Big data in education research

I am a full supporter of using big data (i.e., large longitudinally-maintained, individual-level administrative datasets) in education research as it is the lifeblood of the most effective types of research and program evaluation. That said, any data that are collected and used for research purposes should always be done with a very clear description of what is being collected, how frequently, for what purposes, and for whose use. I do not think parents (and/or students) would necessarily balk at de-identified data used to determine the efficacy of school, district, or vendor educational initiatives, but they might be more untrusting of the same data used for market research.

I often like to say that access to these data is a privilege, not a right. While some may disagree with me, as a consumer and maintainer of large data sets over the years, I find myself more empathetic to the data sharer’s point of view. I believe we should always treat the willingness to share data with the respect it deserves, for education agencies have the right to deny access to individual records just as much as the individuals do if they feel the researcher might use or store data inappropriately. In addition, a sense of entitlement certainly does not help to build trusting relationships when trying to negotiate a data sharing agreement.

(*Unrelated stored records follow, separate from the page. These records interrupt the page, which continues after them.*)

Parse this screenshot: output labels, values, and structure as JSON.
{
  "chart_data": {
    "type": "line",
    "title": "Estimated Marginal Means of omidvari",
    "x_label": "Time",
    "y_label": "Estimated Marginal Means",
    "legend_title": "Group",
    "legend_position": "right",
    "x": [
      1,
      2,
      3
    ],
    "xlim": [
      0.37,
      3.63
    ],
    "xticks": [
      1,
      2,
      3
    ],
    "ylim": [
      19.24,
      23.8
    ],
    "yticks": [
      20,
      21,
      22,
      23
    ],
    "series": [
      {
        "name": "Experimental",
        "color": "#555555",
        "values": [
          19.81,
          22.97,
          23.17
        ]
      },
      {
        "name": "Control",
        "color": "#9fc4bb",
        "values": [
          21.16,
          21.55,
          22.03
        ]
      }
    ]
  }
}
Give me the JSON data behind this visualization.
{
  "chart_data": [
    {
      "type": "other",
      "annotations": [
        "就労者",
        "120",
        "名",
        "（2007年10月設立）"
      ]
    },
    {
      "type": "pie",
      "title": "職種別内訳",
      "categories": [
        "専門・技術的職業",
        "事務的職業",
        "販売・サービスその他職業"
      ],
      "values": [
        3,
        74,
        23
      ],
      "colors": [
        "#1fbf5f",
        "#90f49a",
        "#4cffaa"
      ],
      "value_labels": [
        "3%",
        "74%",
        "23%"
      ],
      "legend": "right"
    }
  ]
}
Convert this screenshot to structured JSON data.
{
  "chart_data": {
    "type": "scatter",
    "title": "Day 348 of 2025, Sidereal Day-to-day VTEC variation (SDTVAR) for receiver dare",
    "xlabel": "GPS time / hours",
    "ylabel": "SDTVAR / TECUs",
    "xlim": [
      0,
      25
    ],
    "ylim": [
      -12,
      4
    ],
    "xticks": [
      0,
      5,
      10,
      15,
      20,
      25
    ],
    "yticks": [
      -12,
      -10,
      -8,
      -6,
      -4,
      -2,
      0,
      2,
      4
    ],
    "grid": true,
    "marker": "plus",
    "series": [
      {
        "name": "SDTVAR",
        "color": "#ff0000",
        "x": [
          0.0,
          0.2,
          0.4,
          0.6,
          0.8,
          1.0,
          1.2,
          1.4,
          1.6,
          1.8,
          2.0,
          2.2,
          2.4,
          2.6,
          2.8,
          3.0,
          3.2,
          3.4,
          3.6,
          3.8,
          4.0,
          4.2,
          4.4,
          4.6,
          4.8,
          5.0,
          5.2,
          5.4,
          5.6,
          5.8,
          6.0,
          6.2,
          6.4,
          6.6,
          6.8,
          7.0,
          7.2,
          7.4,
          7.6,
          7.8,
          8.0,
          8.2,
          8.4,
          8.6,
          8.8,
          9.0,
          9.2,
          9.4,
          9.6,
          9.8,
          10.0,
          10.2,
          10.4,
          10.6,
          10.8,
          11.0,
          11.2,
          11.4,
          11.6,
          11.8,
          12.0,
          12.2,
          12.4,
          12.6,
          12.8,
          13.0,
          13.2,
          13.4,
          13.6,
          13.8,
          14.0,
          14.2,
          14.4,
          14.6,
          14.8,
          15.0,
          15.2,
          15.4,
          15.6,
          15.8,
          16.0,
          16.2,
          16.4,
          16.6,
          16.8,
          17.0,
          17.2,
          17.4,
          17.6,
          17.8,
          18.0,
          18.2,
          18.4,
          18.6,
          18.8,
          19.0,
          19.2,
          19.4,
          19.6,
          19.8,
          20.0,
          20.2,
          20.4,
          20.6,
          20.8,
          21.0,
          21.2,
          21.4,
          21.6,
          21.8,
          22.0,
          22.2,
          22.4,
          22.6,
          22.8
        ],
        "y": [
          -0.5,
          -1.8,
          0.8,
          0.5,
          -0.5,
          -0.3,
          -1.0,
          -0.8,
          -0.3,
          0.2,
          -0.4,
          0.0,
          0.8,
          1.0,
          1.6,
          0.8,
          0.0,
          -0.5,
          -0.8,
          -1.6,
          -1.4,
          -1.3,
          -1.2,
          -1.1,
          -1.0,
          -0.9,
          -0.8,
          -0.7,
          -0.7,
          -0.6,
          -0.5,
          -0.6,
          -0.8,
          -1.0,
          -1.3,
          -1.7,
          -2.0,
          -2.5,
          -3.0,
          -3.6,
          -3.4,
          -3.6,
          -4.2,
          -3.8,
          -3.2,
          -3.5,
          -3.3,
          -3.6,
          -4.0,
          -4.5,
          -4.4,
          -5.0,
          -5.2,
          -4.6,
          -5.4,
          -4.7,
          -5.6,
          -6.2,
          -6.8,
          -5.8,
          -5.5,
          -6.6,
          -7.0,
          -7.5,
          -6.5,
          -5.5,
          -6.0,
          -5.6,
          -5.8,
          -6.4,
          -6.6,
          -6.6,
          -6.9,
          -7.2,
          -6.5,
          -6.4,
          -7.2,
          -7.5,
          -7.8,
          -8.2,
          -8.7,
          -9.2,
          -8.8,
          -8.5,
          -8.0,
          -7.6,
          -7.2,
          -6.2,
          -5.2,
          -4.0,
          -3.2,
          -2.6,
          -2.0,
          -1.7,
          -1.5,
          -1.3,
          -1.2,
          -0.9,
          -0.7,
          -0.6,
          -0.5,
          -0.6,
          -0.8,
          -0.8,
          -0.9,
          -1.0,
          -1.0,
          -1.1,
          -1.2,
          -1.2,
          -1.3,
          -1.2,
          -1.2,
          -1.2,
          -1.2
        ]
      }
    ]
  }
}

Researchers and schools must always provide parents/students with very clear options for how to opt in or opt out of having their data used for research purposes. This should include reminders – on a regular basis or study-by-study – to give families the opportunity to change their minds and/or be selective about the use of their data. There is simply no substitute for a solid informed consent/assent process to alleviate concerns and promote a trusting relationship between schools, families, and researchers. Once shared, researchers must follow up with appropriate technical solutions to ensure the security of said data while in their possession, and inform the originating agency of any changes in data management plans. Data security standards should always be in line with the expectations of originating agencies, but also should at least include plans for regular backups, data masking, differential access, and data destruction1.

Ultimately, the burden is – and should be – on the researcher to prove that he or she will handle data collected with care and use it for stated purposes only.

– Michael Scuello, Senior Associate and IRB Chair

1For more information about best practices in data security, consult the Privacy Technical Assistance Center (PTAC) at the US Department of Education (ptac.ed.gov).